By Vijay Malik.  Mr. Malik is a law student at Creighton University in Omaha, Nebraska

The Eleventh Circuit Court of Appeals, in Meyers v. Toojay’s Mgmt. Corp., joined two other circuits in holding that private employers have the right to deny employment to applicants on the basis of their filing for bankruptcy.

In January 2008, Eric Myers filed a Chapter 7 bankruptcy petition in North Carolina, ultimately leading to a discharge of his debts, and subsequently moved to Florida seeking a fresh start as a supervisor at a Starbuck’s coffeehouse.  During his employment with Starbucks, Myers responded to an advertisement for a management position with a local TooJay’s Gourment Deli restaurant.  Myers interviewed with the regional manager of TooJay’s and participated in a two-day on-the-job evaluation.  During this time, he completed several standard personnel forms, including a confidentiality agreement and authorization of release of personal information for a background check, which allowed TooJay’s to “conduct a comprehensive review” including a review of Myers’ “credit history and reports.”

Myers gave Starbucks two weeks notice after he mistakenly believed TooJay’s hired him.  On the very day he gave notice, however, he received a letter from TooJay’s informing him “that we find it necessary to rescind our previous offer of employment.  The decision was based in whole or in part, on the information provided us in a Consumer Report.”  Upon contacting the company’s human resources department, Myers was notified that the reason he was not hired was that he has filed for bankruptcy, and it was against company policy to hire people who had done so.

Myers filed suit arguing that TooJay’s had discriminated against him because of his bankruptcy filing, violating 11 U.S.C. § 525(b), by refusing to hire him because he filed for bankruptcy and, in the alternative, terminated his employment after he was hired because he filed for bankruptcy.  The wrongful termination claim was sent to the jury, who held that he never became an employee of TooJay’s.

The Bankruptcy Code prohibits employers from engaging in certain actions against those who have filed for bankruptcy.

Section 525(a) provides:

“[A] governmental unit may not . . . deny employment to, terminate the employment of, or discriminate with respect to employment against, a person that is or has been a debtor under this title or a bankrupt or a debtor under the Bankruptcy Act, or another person with whom such bankrupt or debtor has been associated . . . .”

Section 525(b) provides:

“No private employer may terminate the employment of, or discriminate with respect to employment against, an individual who is or has been a debtor under this title, a debtor or bankrupt under the Bankruptcy Act, or an individual associated with such debtor or bankrupt . . . .”

Notably, 525(a) prohibits government employers from both denying and terminating employment because of a bankruptcy filing while 525(b) prohibits private employers from terminating employment because of a bankruptcy filing.

The court held Myers did not have a refusal to hire claim because TooJay’s was a private employer, not a governmental unit.  The court found the district court’s reasoning persuasive:

“A comparison of the words used in subsections (a) and (b) demonstrates that subsection (a) prohibits government employers from ‘deny[ing] employment to’ a person because of his or [her] bankrupt status, whereas subsection (b) does not contain such a prohibition for private employers.
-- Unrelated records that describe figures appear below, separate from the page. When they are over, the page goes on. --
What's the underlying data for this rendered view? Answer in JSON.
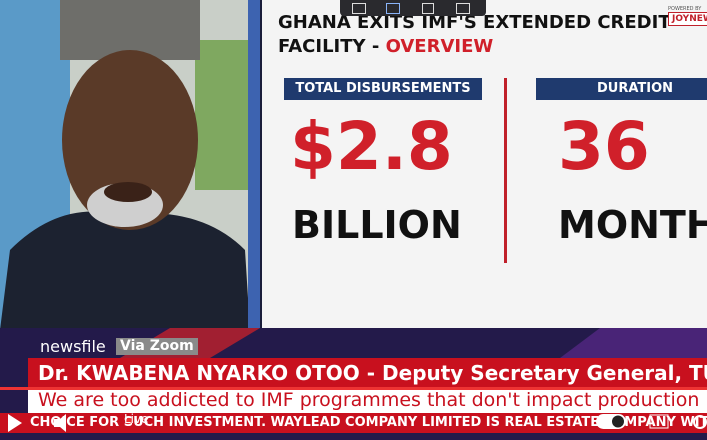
{
  "graphic": {
    "title_line1": "GHANA EXITS IMF'S EXTENDED CREDIT",
    "title_line2": "FACILITY - ",
    "title_highlight": "OVERVIEW",
    "logo_small": "POWERED BY",
    "logo": "JOYNEWS",
    "stats": [
      {
        "label": "TOTAL DISBURSEMENTS",
        "figure": "$2.8",
        "unit": "BILLION"
      },
      {
        "label": "DURATION",
        "figure": "36",
        "unit": "MONTHS"
      }
    ]
  },
  "lower_third": {
    "show": "newsfile",
    "source": "Via Zoom",
    "name": "Dr. KWABENA NYARKO OTOO - Deputy Secretary General, TUC",
    "quote": "We are too addicted to IMF programmes that don't impact production",
    "ticker": "CHOICE FOR SUCH INVESTMENT. WAYLEAD COMPANY LIMITED IS REAL ESTATE COMPANY WITH"
  },
  "player": {
    "live": "Live"
  }
}
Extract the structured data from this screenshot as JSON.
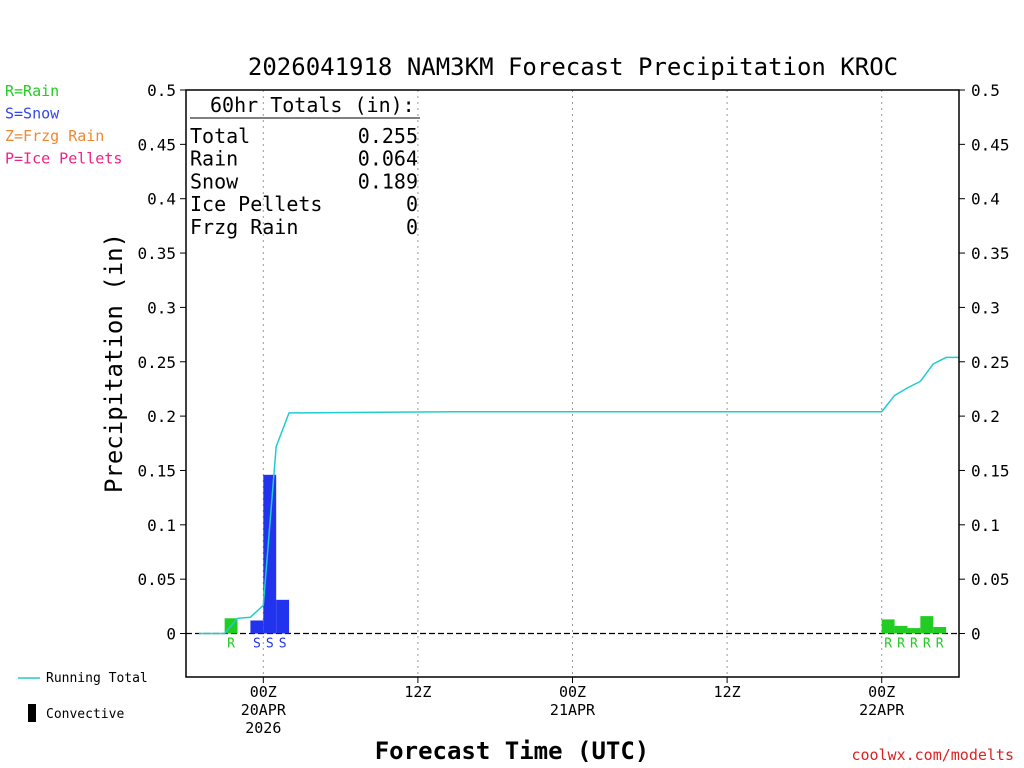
{
  "chart_data": {
    "type": "bar",
    "title": "2026041918 NAM3KM Forecast Precipitation KROC",
    "xlabel": "Forecast Time (UTC)",
    "ylabel": "Precipitation (in)",
    "ylim": [
      -0.04,
      0.5
    ],
    "xlim": [
      -6,
      54
    ],
    "y_ticks": [
      0,
      0.05,
      0.1,
      0.15,
      0.2,
      0.25,
      0.3,
      0.35,
      0.4,
      0.45,
      0.5
    ],
    "y_tick_labels": [
      "0",
      "0.05",
      "0.1",
      "0.15",
      "0.2",
      "0.25",
      "0.3",
      "0.35",
      "0.4",
      "0.45",
      "0.5"
    ],
    "x_ticks": [
      {
        "x": 0,
        "lines": [
          "00Z",
          "20APR",
          "2026"
        ]
      },
      {
        "x": 12,
        "lines": [
          "12Z"
        ]
      },
      {
        "x": 24,
        "lines": [
          "00Z",
          "21APR"
        ]
      },
      {
        "x": 36,
        "lines": [
          "12Z"
        ]
      },
      {
        "x": 48,
        "lines": [
          "00Z",
          "22APR"
        ]
      }
    ],
    "precip_type_legend": [
      {
        "label": "R=Rain",
        "color": "#22cc22"
      },
      {
        "label": "S=Snow",
        "color": "#3344ee"
      },
      {
        "label": "Z=Frzg Rain",
        "color": "#ee8833"
      },
      {
        "label": "P=Ice Pellets",
        "color": "#ee2288"
      }
    ],
    "line_legend": {
      "running_total": "Running Total",
      "convective": "Convective"
    },
    "totals": {
      "heading": "60hr Totals (in):",
      "rows": [
        {
          "label": "Total",
          "value": "0.255"
        },
        {
          "label": "Rain",
          "value": "0.064"
        },
        {
          "label": "Snow",
          "value": "0.189"
        },
        {
          "label": "Ice Pellets",
          "value": "0"
        },
        {
          "label": "Frzg Rain",
          "value": "0"
        }
      ]
    },
    "bars": [
      {
        "x": -2,
        "value": 0.014,
        "type": "R",
        "color": "#22cc22"
      },
      {
        "x": 0,
        "value": 0.012,
        "type": "S",
        "color": "#2233ee"
      },
      {
        "x": 1,
        "value": 0.146,
        "type": "S",
        "color": "#2233ee"
      },
      {
        "x": 2,
        "value": 0.031,
        "type": "S",
        "color": "#2233ee"
      },
      {
        "x": 49,
        "value": 0.013,
        "type": "R",
        "color": "#22cc22"
      },
      {
        "x": 50,
        "value": 0.007,
        "type": "R",
        "color": "#22cc22"
      },
      {
        "x": 51,
        "value": 0.005,
        "type": "R",
        "color": "#22cc22"
      },
      {
        "x": 52,
        "value": 0.016,
        "type": "R",
        "color": "#22cc22"
      },
      {
        "x": 53,
        "value": 0.006,
        "type": "R",
        "color": "#22cc22"
      }
    ],
    "running_total": {
      "color": "#22cccc",
      "x": [
        -5,
        -3,
        -2,
        -1,
        0,
        1,
        2,
        3,
        15,
        47,
        48,
        49,
        50,
        51,
        52,
        53,
        54
      ],
      "y": [
        0,
        0,
        0.014,
        0.015,
        0.026,
        0.172,
        0.203,
        0.203,
        0.204,
        0.204,
        0.204,
        0.219,
        0.226,
        0.232,
        0.248,
        0.254,
        0.254
      ]
    },
    "grid": "vertical dotted at 00Z/12Z",
    "credit": "coolwx.com/modelts"
  }
}
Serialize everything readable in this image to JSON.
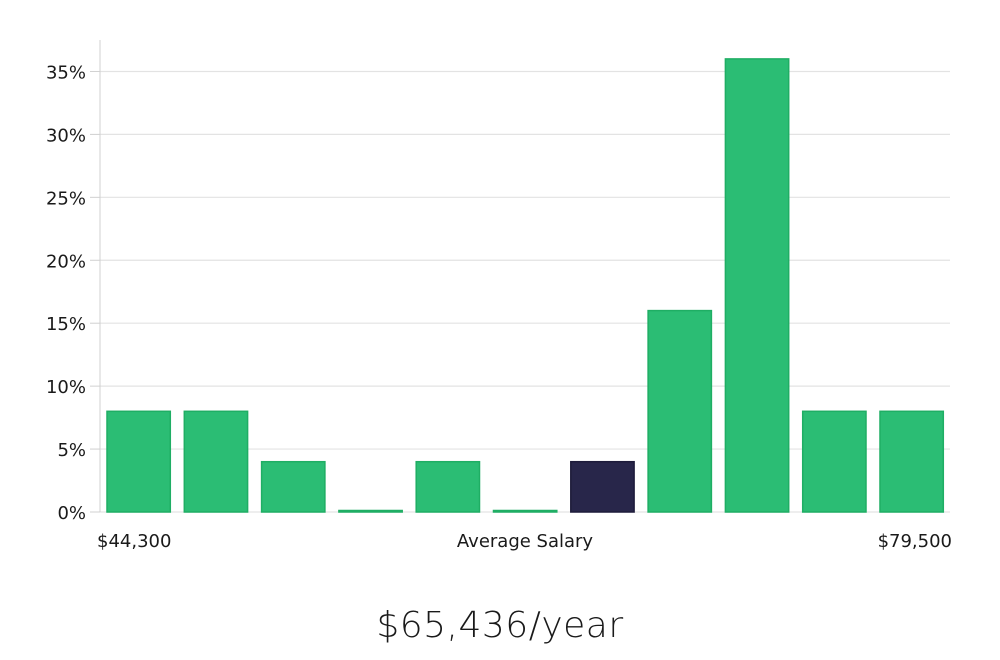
{
  "chart_data": {
    "type": "bar",
    "categories": [
      "",
      "",
      "",
      "",
      "",
      "",
      "",
      "",
      "",
      "",
      ""
    ],
    "values": [
      8,
      8,
      4,
      0,
      4,
      0,
      4,
      16,
      36,
      8,
      8
    ],
    "highlight_index": 6,
    "yticks": [
      "0%",
      "5%",
      "10%",
      "15%",
      "20%",
      "25%",
      "30%",
      "35%"
    ],
    "ytick_values": [
      0,
      5,
      10,
      15,
      20,
      25,
      30,
      35
    ],
    "ylim": [
      0,
      37.5
    ],
    "grid": true,
    "x_min_label": "$44,300",
    "x_center_label": "Average Salary",
    "x_max_label": "$79,500",
    "colors": {
      "bar": "#2bbd74",
      "bar_stroke": "#1fae64",
      "highlight": "#28264a",
      "grid": "#e3e3e3",
      "axis": "#d0d0d0"
    }
  },
  "salary": "$65,436/year"
}
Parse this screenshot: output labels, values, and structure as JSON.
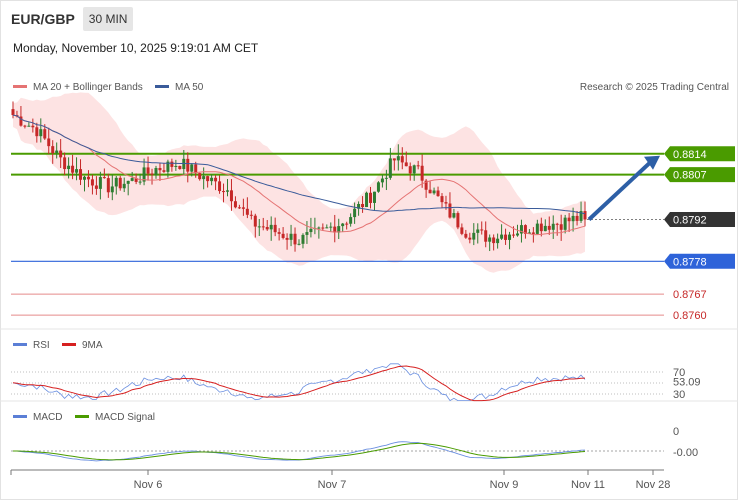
{
  "header": {
    "symbol": "EUR/GBP",
    "timeframe": "30 MIN",
    "datetime": "Monday, November 10, 2025 9:19:01 AM CET"
  },
  "legend": {
    "ma20": "MA 20 + Bollinger Bands",
    "ma50": "MA 50",
    "research": "Research © 2025 Trading Central",
    "rsi": "RSI",
    "rsi_ma": "9MA",
    "macd": "MACD",
    "macd_signal": "MACD Signal"
  },
  "colors": {
    "up": "#2e7d32",
    "down": "#c62828",
    "resistance": "#4a9b00",
    "support": "#2e63d9",
    "weak_support": "#e58a8a",
    "ma20": "#e57373",
    "ma50": "#3a5b9a",
    "band": "#fde0e0",
    "arrow": "#2d5fa6"
  },
  "chart_data": [
    {
      "type": "candlestick",
      "title": "EUR/GBP",
      "x_ticks": [
        "Nov 6",
        "Nov 7",
        "Nov 9",
        "Nov 11",
        "Nov 28"
      ],
      "last_price": 0.8792,
      "levels": [
        {
          "value": 0.8814,
          "kind": "resistance",
          "label": "0.8814"
        },
        {
          "value": 0.8807,
          "kind": "resistance",
          "label": "0.8807"
        },
        {
          "value": 0.8792,
          "kind": "last",
          "label": "0.8792"
        },
        {
          "value": 0.8778,
          "kind": "support",
          "label": "0.8778"
        },
        {
          "value": 0.8767,
          "kind": "support2",
          "label": "0.8767"
        },
        {
          "value": 0.876,
          "kind": "support2",
          "label": "0.8760"
        }
      ],
      "price_anchors": [
        0.8827,
        0.8822,
        0.8812,
        0.8806,
        0.8803,
        0.8805,
        0.8809,
        0.8811,
        0.8806,
        0.8802,
        0.8791,
        0.8788,
        0.8785,
        0.8788,
        0.8792,
        0.88,
        0.8812,
        0.8808,
        0.8797,
        0.8788,
        0.8786,
        0.8788,
        0.879,
        0.8791,
        0.8793
      ]
    },
    {
      "type": "line",
      "title": "RSI",
      "series": [
        {
          "name": "RSI"
        },
        {
          "name": "9MA"
        }
      ],
      "levels": [
        70,
        30
      ],
      "last_value": 53.09,
      "level_labels": [
        "70",
        "53.09",
        "30"
      ]
    },
    {
      "type": "line",
      "title": "MACD",
      "series": [
        {
          "name": "MACD"
        },
        {
          "name": "MACD Signal"
        }
      ],
      "levels": [
        0
      ],
      "last_value": -0.0,
      "level_labels": [
        "0",
        "-0.00"
      ]
    }
  ]
}
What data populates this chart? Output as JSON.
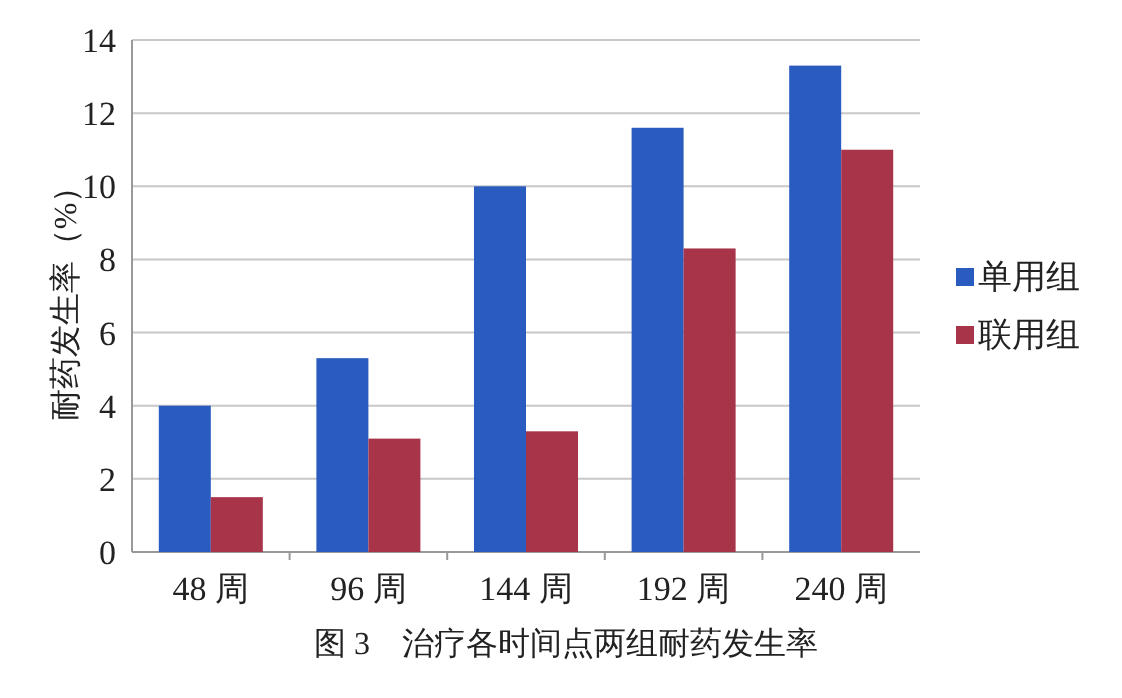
{
  "chart_data": {
    "type": "bar",
    "title": "图 3　治疗各时间点两组耐药发生率",
    "ylabel": "耐药发生率（%）",
    "categories": [
      "48 周",
      "96 周",
      "144 周",
      "192 周",
      "240 周"
    ],
    "series": [
      {
        "name": "单用组",
        "color": "#2a5bbf",
        "values": [
          4.0,
          5.3,
          10.0,
          11.6,
          13.3
        ]
      },
      {
        "name": "联用组",
        "color": "#a8344a",
        "values": [
          1.5,
          3.1,
          3.3,
          8.3,
          11.0
        ]
      }
    ],
    "ylim": [
      0,
      14
    ],
    "yticks": [
      0,
      2,
      4,
      6,
      8,
      10,
      12,
      14
    ],
    "grid": "y",
    "legend": "right"
  }
}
Rather, the private sector is prohibited only from discriminating against those persons who are already employees. In other words, Congress intentionally omitted any mention of denial of employment from subsection (b), but specifically provided that denial of employment was actionable in subsection (a). Thus, by its plain language, the statute does not provide a cause of action against private employers for persons who are denied employment due to their bankrupt status. “Where Congress has carefully employed a term in one place but excluded it in another, it should not be implied where excluded.”

The court noted its holding is consistent with other federal courts.  See In re Burnett, ___ F.3d ___, No. 10-20250, 2011 WL 754152, at *2 (5th Cir. Mar. 4, 2011); Rea v. Federated Investors, 627 F.3d 937, 940–41 (3d Cir. 2010); Burnett v. Stewart Title, Inc., 431 B.R. 894, 901 (S.D. Tex. 2010); Fiorani v. CACI, 192 B.R. 401, 407 (E.D. Va. 1996); Pastore v. Medford Sav. Bank, 186 B.R. 553, 555 (D. Mass. 1995); In re Stinson, 285 B.R. 239, 250 (Bankr. W.D. Va. 2002); In re Madison Madison Int’l of Ill., 77 B.R. 678, 682 (Bankr. E.D. Wis. 1987).